Non-centered parameterization (NCP): The transformation θ_i = μ + σ * z_i where z_i ~ N(0,1) avoids the funnel geometry that traps NUTS in hierarchical models. Without NCP, the sampler gets stuck.
Softmax action model: Maps continuous utilities to discrete action probabilities. The same architecture used in neural networks for classification — but here the inputs are interpretable parameters.
Decision under uncertainty: The expected value computation integrates over the full posterior, not just the MAP estimate. When you’re uncertain about whether the opponent bluffs, your EV calculation accounts for both possibilities.
Cold-start via hierarchical priors: When a new player sits down, the population posterior provides an informative starting point. After 20 hands, the individual posterior starts dominating. This is the Bayesian solution to the exploration-exploitation trade-off.

Exercises

Change the sample size: Run with 40 hands instead of 80. How much wider are the posteriors? At what hand count do the 95% credible intervals exclude the true value?
Add a fourth player: Create a “maniac” (vpip: 0.65, pfr: 0.45, agg: 3.0, bluff: 0.55). Does the population posterior shift?
Misspecified prior: Change the population prior to be very tight (σ = 0.1).
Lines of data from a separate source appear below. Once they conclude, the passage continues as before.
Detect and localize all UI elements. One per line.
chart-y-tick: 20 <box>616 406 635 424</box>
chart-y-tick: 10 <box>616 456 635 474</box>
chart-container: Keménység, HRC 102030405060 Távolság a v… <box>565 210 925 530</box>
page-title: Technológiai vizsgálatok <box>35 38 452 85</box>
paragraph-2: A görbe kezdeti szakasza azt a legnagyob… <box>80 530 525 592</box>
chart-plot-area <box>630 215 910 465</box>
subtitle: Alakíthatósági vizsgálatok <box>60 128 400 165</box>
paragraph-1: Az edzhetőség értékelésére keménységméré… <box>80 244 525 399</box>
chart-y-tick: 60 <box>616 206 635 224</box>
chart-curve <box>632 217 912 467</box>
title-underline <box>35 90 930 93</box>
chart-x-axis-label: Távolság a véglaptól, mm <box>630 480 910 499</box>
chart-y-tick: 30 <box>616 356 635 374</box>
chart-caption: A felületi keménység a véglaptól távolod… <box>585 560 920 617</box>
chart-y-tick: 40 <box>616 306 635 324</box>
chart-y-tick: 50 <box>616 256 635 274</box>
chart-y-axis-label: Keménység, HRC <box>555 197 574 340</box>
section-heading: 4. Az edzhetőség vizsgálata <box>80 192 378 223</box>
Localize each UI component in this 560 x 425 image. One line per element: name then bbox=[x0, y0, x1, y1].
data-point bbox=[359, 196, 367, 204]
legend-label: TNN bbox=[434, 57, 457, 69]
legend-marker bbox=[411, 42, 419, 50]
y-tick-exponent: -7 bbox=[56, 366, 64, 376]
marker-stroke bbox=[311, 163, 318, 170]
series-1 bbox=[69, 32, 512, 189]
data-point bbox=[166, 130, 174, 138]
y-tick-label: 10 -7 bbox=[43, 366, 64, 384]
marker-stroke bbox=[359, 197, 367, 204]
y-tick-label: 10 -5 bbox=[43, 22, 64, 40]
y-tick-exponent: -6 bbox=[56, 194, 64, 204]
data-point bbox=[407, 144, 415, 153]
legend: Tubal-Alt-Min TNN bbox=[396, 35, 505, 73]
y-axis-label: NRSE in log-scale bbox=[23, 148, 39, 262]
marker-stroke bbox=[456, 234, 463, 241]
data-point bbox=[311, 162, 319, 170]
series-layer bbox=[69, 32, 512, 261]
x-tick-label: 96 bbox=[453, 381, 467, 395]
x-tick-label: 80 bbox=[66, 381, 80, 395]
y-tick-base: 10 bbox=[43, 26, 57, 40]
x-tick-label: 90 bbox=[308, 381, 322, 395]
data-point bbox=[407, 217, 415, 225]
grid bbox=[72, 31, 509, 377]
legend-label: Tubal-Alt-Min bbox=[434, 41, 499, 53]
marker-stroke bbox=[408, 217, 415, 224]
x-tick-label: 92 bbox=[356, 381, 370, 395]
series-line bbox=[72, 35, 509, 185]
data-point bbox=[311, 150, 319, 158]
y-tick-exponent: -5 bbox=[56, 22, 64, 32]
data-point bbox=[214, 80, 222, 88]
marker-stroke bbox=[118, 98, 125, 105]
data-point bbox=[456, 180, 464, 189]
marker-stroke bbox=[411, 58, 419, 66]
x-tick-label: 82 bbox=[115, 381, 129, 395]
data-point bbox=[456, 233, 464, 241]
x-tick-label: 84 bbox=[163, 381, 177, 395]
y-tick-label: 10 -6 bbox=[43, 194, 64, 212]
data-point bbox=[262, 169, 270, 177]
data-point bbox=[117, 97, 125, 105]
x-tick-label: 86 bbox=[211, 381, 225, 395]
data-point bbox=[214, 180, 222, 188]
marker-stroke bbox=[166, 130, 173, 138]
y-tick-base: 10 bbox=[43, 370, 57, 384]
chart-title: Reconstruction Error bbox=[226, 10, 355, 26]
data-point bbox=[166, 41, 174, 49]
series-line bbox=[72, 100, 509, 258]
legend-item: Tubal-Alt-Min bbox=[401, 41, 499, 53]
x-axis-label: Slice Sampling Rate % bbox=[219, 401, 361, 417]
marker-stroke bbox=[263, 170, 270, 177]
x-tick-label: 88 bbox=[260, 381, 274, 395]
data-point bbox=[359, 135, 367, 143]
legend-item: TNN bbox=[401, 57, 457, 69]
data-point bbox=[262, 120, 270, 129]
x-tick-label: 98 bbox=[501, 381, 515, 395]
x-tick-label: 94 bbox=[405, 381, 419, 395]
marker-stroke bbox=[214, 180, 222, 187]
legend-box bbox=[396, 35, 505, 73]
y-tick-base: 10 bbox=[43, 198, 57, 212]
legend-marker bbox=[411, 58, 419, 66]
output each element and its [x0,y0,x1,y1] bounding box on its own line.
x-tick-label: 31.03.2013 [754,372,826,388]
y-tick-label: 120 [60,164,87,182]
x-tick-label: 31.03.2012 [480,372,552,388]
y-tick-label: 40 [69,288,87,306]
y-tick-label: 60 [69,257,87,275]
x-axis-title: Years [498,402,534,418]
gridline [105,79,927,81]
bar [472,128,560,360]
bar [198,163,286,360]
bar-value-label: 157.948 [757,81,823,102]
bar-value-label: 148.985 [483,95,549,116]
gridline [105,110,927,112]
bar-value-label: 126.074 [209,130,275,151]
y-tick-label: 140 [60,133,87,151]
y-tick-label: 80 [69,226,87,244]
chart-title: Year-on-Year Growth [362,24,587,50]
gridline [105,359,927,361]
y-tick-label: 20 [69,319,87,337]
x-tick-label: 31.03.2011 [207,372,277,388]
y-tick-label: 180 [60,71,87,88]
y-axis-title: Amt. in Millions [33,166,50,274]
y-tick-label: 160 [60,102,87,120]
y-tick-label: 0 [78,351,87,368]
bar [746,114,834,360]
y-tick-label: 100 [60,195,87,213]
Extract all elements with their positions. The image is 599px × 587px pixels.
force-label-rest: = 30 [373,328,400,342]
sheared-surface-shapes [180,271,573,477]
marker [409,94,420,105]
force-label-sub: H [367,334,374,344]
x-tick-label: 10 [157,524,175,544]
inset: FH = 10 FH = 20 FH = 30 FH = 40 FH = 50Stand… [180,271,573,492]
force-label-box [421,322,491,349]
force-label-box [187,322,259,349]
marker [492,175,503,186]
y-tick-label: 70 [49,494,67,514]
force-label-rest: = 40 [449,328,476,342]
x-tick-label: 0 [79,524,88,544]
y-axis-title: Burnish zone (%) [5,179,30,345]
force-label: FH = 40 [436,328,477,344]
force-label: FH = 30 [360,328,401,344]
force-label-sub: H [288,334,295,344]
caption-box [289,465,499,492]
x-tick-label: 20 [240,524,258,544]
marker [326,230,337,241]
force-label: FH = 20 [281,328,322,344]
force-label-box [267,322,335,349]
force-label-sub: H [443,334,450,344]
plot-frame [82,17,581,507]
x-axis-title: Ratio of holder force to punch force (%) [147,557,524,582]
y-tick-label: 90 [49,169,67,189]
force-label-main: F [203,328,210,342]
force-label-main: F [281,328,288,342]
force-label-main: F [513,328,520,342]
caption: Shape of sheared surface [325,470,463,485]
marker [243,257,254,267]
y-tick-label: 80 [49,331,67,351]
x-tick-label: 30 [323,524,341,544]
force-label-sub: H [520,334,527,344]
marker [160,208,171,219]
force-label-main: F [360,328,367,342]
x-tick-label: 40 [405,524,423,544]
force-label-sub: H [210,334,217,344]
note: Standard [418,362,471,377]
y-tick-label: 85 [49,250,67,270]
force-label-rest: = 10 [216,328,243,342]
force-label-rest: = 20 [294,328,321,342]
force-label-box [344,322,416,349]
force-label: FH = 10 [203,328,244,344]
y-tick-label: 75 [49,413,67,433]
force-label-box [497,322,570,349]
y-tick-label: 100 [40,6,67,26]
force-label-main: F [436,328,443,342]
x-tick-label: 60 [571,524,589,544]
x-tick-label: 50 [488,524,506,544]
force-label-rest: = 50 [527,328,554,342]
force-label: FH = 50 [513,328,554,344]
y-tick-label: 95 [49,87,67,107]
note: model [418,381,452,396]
Does the model still recover the calling station’s extreme parameters?
Decision sensitivity: For the A♥K♥ hand, plot EV as a function of pot size (20 to 200) against each opponent type. Where do the lines cross?
Warm-starting: Run NUTS on the first 40 hands, then re-run with warm_start: stats on all 80. How much faster is the second run?

What’s Next

This demo shows the core loop: observe → infer → decide. Extensions:

Position-aware model: add position (early/mid/late) as a covariate. Early-position raises are stronger than late-position raises.
Street-specific params: different aggression on flop/turn/river. Many players are aggressive on the flop and passive on the river.
Warm-starting: re-run NUTS with previous posterior as warm_start after each orbit. The mass matrix carries over — 5.8x faster.
Multi-table: concurrent GenServer tables sharing population hyperparams via ETS. The BEAM runs 20 simultaneous NUTS inferences with zero contention.
Live visualization: pipe posteriors to ExmcViz via sample_stream. Watch the opponent profile update in real time as hands are played.